Pas là pour rigoler ? Ben oui, dans Trismegistus on va récolter des ingrédients, les transformer puis les assembler pour gagner des points de victoire de différentes manières. Et autant vous prévenir tout de suite, on n’est pas dans du Party Game. On est dans du gamer de compétition, du lourd, du velu, du corsé. Avec une pointe de gingembre et un zeste de piment d’espelette.
3 tours, 3 choix par tour, simple! La bonne blague…
Le jeu se joue en 3 tours. Et à chaque tour chaque joueuse va choisir 3 dés, point à la ligne. C’est tout ? C’est tout. « Ben le jeu est super court alors ? » Ha non pas vraiment… Ces 3 dés vont vous ouvrir une multitude de possibilités. Les dés ont en effet 3 couleurs différentes, des symboles différents, et sont en nombre différent (selon le nombre de dés, tirés au hasard au début de chaque tour, qui ont le même symbole). Et ces différentes caractéristiques vont déterminer ce que vous allez pouvoir faire.
Le nombre de dés ayant le même symbole (au moment où vous choisissez le dé) va déterminer la force de votre dé. Si vous prenez un dé d’un pot où il y en avait 4, votre dé aura une force de 4. Ce qui signifie que vous pourrez faire 4 fois une action de force 1 liée au dé, ou une fois une action de force 4 liée au dé. Ou toute autre combinaison de votre choix.

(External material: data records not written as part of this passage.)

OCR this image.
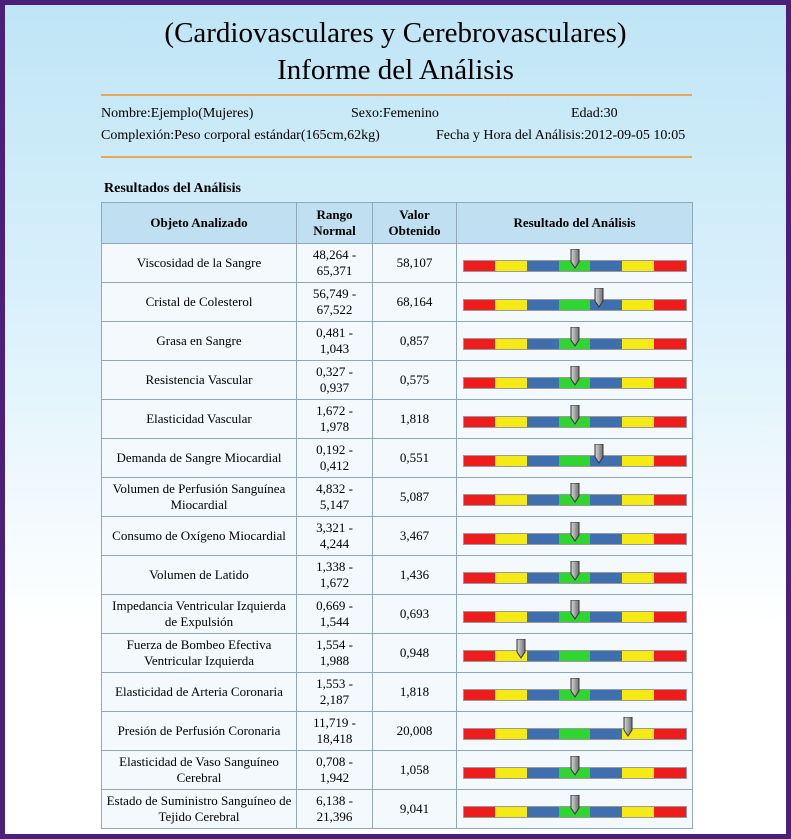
(Cardiovasculares y Cerebrovasculares)
Informe del Análisis
Nombre:Ejemplo(Mujeres)	Sexo:Femenino	Edad:30
Complexión:Peso corporal estándar(165cm,62kg)	Fecha y Hora del Análisis:2012-09-05 10:05
Resultados del Análisis
Objeto Analizado	Rango Normal	Valor Obtenido	Resultado del Análisis
Viscosidad de la Sangre	48,264 - 65,371	58,107	

Cristal de Colesterol	56,749 - 67,522	68,164	

Grasa en Sangre	0,481 - 1,043	0,857	

Resistencia Vascular	0,327 - 0,937	0,575	

Elasticidad Vascular	1,672 - 1,978	1,818	

Demanda de Sangre Miocardial	0,192 - 0,412	0,551	

Volumen de Perfusión Sanguínea Miocardial	4,832 - 5,147	5,087	

Consumo de Oxígeno Miocardial	3,321 - 4,244	3,467	

Volumen de Latido	1,338 - 1,672	1,436	

Impedancia Ventricular Izquierda de Expulsión	0,669 - 1,544	0,693	

Fuerza de Bombeo Efectiva Ventricular Izquierda	1,554 - 1,988	0,948	

Elasticidad de Arteria Coronaria	1,553 - 2,187	1,818	

Presión de Perfusión Coronaria	11,719 - 18,418	20,008	

Elasticidad de Vaso Sanguíneo Cerebral	0,708 - 1,942	1,058	

Estado de Suministro Sanguíneo de Tejido Cerebral	6,138 - 21,396	9,041	
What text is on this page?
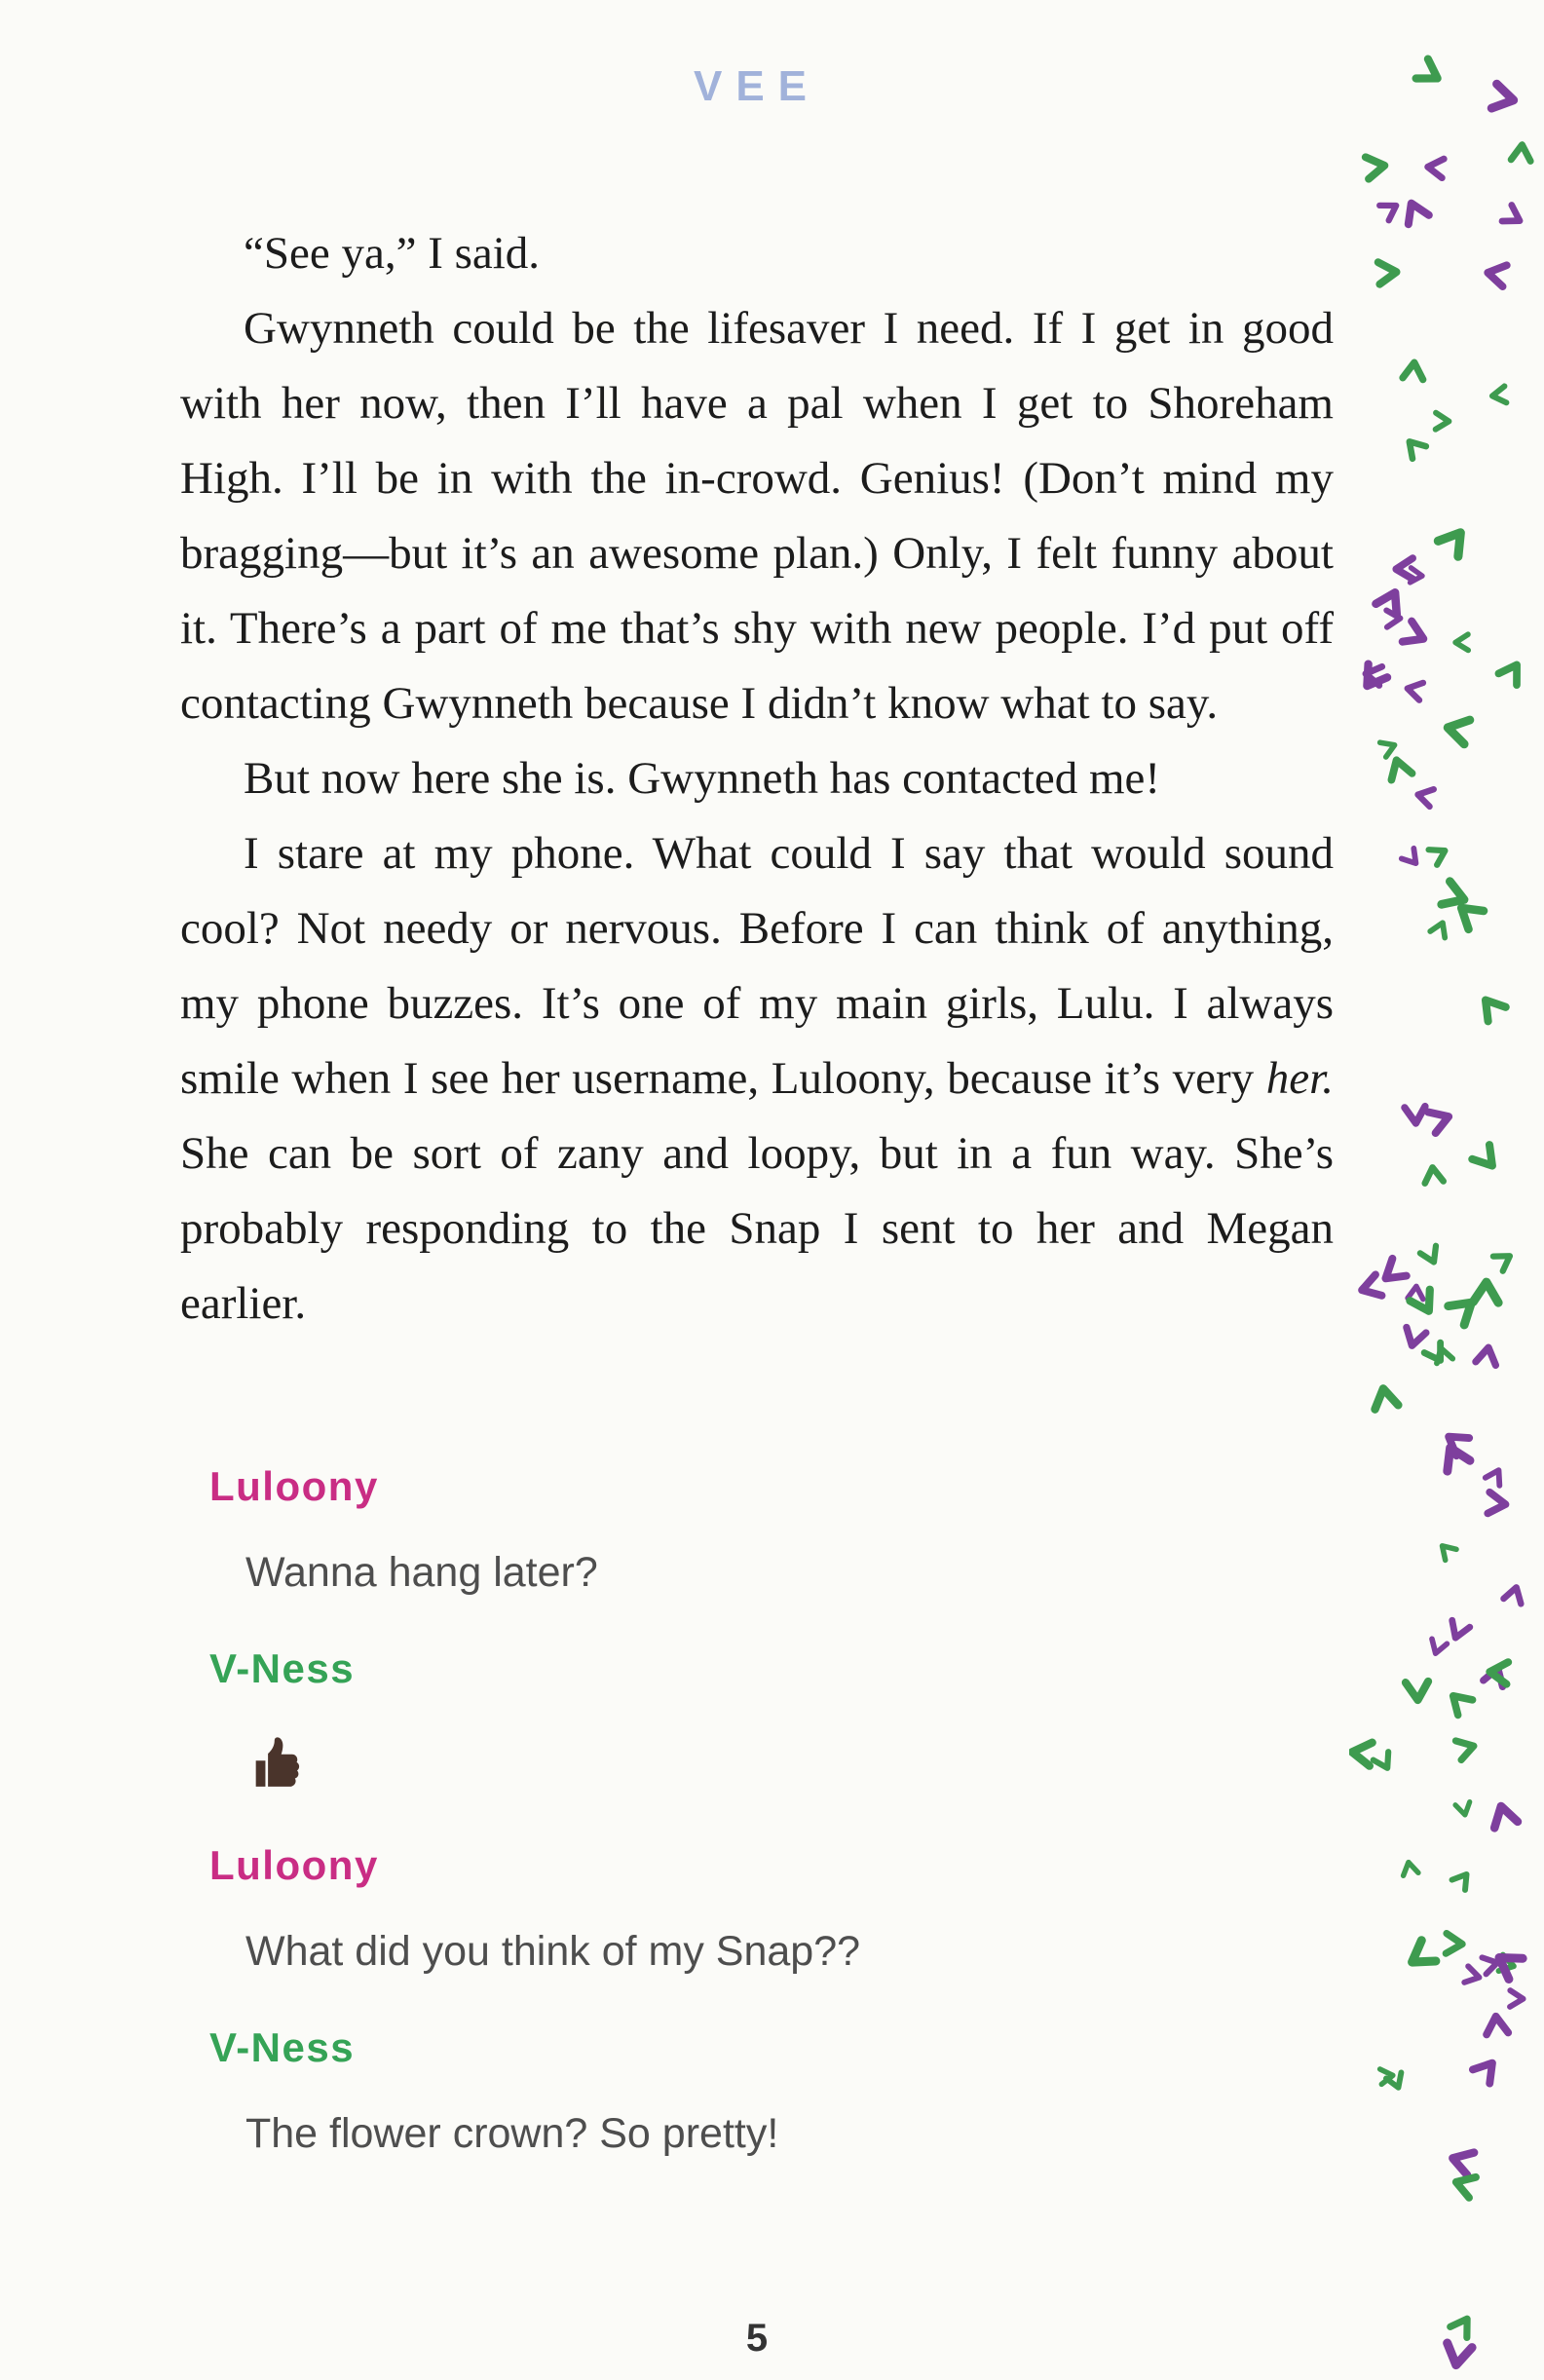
VEE

“See ya,” I said.

Gwynneth could be the lifesaver I need. If I get in good with her now, then I’ll have a pal when I get to Shoreham High. I’ll be in with the in-crowd. Genius! (Don’t mind my bragging—but it’s an awesome plan.) Only, I felt funny about it. There’s a part of me that’s shy with new people. I’d put off contacting Gwynneth because I didn’t know what to say.

But now here she is. Gwynneth has contacted me!

I stare at my phone. What could I say that would sound cool? Not needy or nervous. Before I can think of anything, my phone buzzes. It’s one of my main girls, Lulu. I always smile when I see her username, Luloony, because it’s very her. She can be sort of zany and loopy, but in a fun way. She’s probably responding to the Snap I sent to her and Megan earlier.

Luloony
Wanna hang later?
V-Ness
Luloony
What did you think of my Snap??
V-Ness
The flower crown? So pretty!
5
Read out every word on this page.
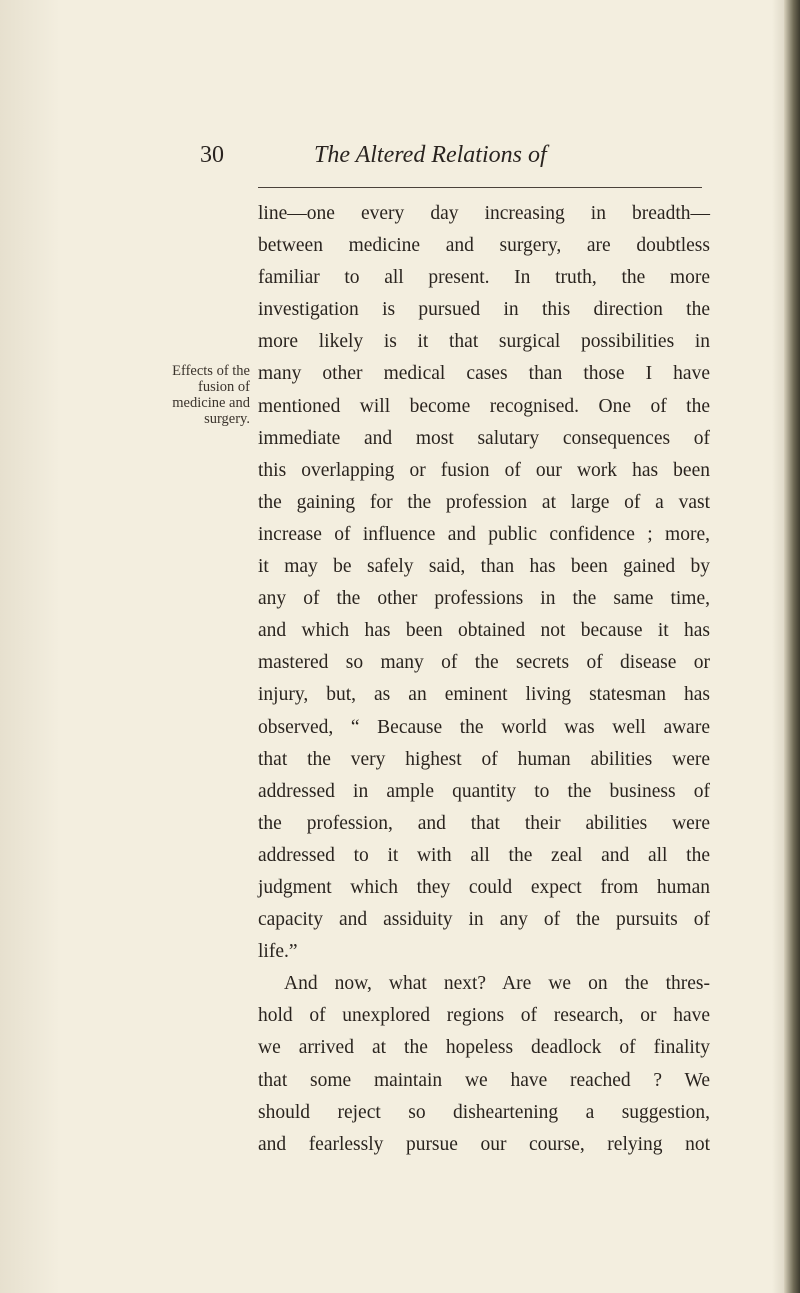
30	The Altered Relations of
Effects of the
fusion of
medicine and
surgery.
line—one every day increasing in breadth—
between medicine and surgery, are doubtless
familiar to all present. In truth, the more
investigation is pursued in this direction the
more likely is it that surgical possibilities in
many other medical cases than those I have
mentioned will become recognised. One of the
immediate and most salutary consequences of
this overlapping or fusion of our work has been
the gaining for the profession at large of a vast
increase of influence and public confidence ; more,
it may be safely said, than has been gained by
any of the other professions in the same time,
and which has been obtained not because it has
mastered so many of the secrets of disease or
injury, but, as an eminent living statesman has
observed, “ Because the world was well aware
that the very highest of human abilities were
addressed in ample quantity to the business of
the profession, and that their abilities were
addressed to it with all the zeal and all the
judgment which they could expect from human
capacity and assiduity in any of the pursuits of
life.”
And now, what next? Are we on the thres-
hold of unexplored regions of research, or have
we arrived at the hopeless deadlock of finality
that some maintain we have reached ? We
should reject so disheartening a suggestion,
and fearlessly pursue our course, relying not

La couleur du dé va déterminer quelles transformations de ressources vous pourrez effectuer.
Le symbole du dé va déterminer quelles ressources vous pouvez récolter et quelle potion vous pouvez acquérir (potion que vous pourrez réaliser en dépensant les ressources adéquates).
Ce mécanisme de choix de dés est tout à fait succulent, il y a une tension de ouf à chaque tour vu les possibilités multiples qui sont offertes. Et l’interaction, si elle n’est pas dingue, est quand même présente car il faut jeter un œil aux plateaux des autres joueuses pour essayer de deviner ce dont elles ont besoin. Et si on peut piquer un dé crucial sous le nez de son adversaire, on ne va pas se priver.
Ok pas si simple. Mais quand même simple! La bonne blague…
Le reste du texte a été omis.